Unfortunately, over time, the consumer welfare standard eroded this principle. As the consumer welfare standard grew in popularity among academics, it also spread to the courts. Instead of looking to legislative history and the plain language of the statute, judges essentially made themselves policy makers. The courts ignored their own precedent and grafted an “injury to competition” requirement onto the RPA. At the same time, the FTC and DOJ stopped enforcing it, and the burdens on private plaintiffs grew steeper, creating a nearly impossible uphill battle for victims of RPA violations. Defendants have robust affirmative defenses, and plaintiffs have no claims for discriminatory pricing in the service sector.
The Supreme Court’s 1993decision in Brooke Group basically folded the RPA into the Sherman Act’s prohibitions on predatory pricing, holding that a plaintiff needed to prove that the defendant was pricing below cost and that they had a reasonable prospect of recouping those losses. Hostility toward the RPA reached what may have been its peak in 2006 when the DOJ and FTC filed an amicus brief in support of the defendant in an RPA case before the Supreme Court, Volvo Trucks North America, Inc. v. Reeder-Simco GMC, Inc. The result was a majority opinion, authored by Justice Ruth Bader Ginsburg, ruling that a truck dealer plaintiff had to show not just that it was competitively disadvantaged but also that it lost the business of specific customers because of illegal price discrimination that was undisputed. Because RPA cases have become so rare, the consequences of this decision are mixed. But two statistics make clear the difficulty RPA litigants face. Prior to the Brooke Group decision, private plaintiffs bringing RPA actions succeeded 35% of the time. After Volvo Truck, that number dropped to less than 5%.
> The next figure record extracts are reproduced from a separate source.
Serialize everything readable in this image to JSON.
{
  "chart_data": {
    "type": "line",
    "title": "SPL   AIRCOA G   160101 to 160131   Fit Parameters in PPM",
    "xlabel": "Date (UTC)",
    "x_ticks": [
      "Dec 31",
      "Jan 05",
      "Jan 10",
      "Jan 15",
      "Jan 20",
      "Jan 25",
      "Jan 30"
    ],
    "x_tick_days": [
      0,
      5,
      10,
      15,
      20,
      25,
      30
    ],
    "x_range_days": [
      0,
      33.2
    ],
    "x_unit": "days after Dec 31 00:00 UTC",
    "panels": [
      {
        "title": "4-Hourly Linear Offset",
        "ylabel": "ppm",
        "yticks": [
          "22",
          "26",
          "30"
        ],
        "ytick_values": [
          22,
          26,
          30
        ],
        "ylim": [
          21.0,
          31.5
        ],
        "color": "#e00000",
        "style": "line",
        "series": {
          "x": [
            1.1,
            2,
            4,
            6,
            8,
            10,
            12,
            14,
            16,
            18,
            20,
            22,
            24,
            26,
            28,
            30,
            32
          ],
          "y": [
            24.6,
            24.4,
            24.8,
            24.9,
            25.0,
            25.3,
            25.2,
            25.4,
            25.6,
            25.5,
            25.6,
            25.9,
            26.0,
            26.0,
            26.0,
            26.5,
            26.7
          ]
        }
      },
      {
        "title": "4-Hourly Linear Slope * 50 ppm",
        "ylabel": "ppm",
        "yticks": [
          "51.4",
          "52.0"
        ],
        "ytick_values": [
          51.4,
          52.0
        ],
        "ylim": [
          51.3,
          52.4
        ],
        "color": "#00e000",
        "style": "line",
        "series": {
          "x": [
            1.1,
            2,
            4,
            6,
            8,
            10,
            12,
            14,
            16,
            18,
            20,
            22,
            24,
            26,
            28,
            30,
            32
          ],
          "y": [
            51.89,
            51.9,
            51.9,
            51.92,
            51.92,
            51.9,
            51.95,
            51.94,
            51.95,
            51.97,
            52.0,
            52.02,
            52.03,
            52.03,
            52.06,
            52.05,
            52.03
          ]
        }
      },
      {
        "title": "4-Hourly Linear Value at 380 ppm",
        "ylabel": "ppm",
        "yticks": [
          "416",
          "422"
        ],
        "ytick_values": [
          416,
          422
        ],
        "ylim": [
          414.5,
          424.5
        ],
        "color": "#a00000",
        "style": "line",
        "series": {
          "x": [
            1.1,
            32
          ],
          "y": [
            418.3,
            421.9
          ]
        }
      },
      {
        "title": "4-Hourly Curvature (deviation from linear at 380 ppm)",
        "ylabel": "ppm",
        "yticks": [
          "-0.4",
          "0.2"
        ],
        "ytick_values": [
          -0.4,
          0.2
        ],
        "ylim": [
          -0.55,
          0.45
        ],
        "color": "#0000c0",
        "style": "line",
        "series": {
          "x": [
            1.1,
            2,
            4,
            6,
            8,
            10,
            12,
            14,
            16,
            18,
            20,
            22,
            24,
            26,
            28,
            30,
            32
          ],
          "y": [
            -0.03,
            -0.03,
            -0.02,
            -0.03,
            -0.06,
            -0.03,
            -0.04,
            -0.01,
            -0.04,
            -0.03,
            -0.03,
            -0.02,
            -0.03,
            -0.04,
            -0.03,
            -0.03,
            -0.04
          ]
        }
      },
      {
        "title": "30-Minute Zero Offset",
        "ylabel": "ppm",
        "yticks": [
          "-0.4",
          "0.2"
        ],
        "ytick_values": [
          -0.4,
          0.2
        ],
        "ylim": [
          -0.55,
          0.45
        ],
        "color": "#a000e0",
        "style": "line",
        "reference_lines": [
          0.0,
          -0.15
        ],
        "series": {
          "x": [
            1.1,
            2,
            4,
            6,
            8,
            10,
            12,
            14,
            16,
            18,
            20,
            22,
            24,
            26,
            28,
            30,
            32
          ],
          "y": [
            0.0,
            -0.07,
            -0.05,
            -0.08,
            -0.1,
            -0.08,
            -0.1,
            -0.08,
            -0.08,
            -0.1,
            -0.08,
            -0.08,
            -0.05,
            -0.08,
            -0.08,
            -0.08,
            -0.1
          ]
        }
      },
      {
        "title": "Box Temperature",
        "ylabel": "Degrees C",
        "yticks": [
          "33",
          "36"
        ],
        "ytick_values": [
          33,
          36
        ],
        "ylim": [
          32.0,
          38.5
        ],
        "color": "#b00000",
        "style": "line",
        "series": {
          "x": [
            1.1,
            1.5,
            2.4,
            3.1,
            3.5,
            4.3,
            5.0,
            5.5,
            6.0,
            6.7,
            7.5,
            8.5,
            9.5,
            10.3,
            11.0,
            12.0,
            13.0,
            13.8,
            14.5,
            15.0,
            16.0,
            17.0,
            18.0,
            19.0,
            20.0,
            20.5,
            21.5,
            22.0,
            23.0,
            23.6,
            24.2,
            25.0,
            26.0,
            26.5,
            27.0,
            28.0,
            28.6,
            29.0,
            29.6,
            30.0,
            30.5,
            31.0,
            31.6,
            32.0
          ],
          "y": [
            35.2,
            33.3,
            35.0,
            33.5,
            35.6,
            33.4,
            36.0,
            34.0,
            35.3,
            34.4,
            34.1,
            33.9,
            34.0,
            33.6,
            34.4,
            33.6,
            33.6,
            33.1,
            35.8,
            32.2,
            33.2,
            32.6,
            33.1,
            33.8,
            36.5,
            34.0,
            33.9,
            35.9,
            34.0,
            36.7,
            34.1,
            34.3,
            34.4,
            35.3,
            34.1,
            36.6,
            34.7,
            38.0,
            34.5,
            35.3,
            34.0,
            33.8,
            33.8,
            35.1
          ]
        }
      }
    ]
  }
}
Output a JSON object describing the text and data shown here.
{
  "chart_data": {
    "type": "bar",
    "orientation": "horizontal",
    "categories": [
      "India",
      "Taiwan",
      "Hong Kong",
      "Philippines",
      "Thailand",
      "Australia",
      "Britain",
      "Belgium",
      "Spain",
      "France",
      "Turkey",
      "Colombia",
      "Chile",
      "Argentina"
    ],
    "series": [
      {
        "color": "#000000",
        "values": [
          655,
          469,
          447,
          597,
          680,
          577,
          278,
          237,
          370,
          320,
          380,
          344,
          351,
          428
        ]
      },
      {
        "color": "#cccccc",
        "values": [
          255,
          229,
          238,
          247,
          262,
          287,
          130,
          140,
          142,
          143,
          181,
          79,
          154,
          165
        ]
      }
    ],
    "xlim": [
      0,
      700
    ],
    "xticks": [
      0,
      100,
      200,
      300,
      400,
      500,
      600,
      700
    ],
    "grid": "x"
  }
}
And what has this real-world experiment in allowing price discrimination wrought? Contrary to the prognostications of consumer welfare adherents, prices for consumers have not dropped, and small businesses, consumers, competition at every level are suffering. The power buyers of today—like Walmart, Amazon, national grocers, and PBMs—pose the same threats as Standard Oil and A&P 100 years ago. The Internet expands their reach and makes them even more powerful. The RPA can and should be used against them, allowing ordinary Americans, as well as businesses large and small, to procure goods and services on equal terms. They will revitalize the Main Streets of America, their brick-and-mortar stores, small suppliers, and the local communities that they employ and serve.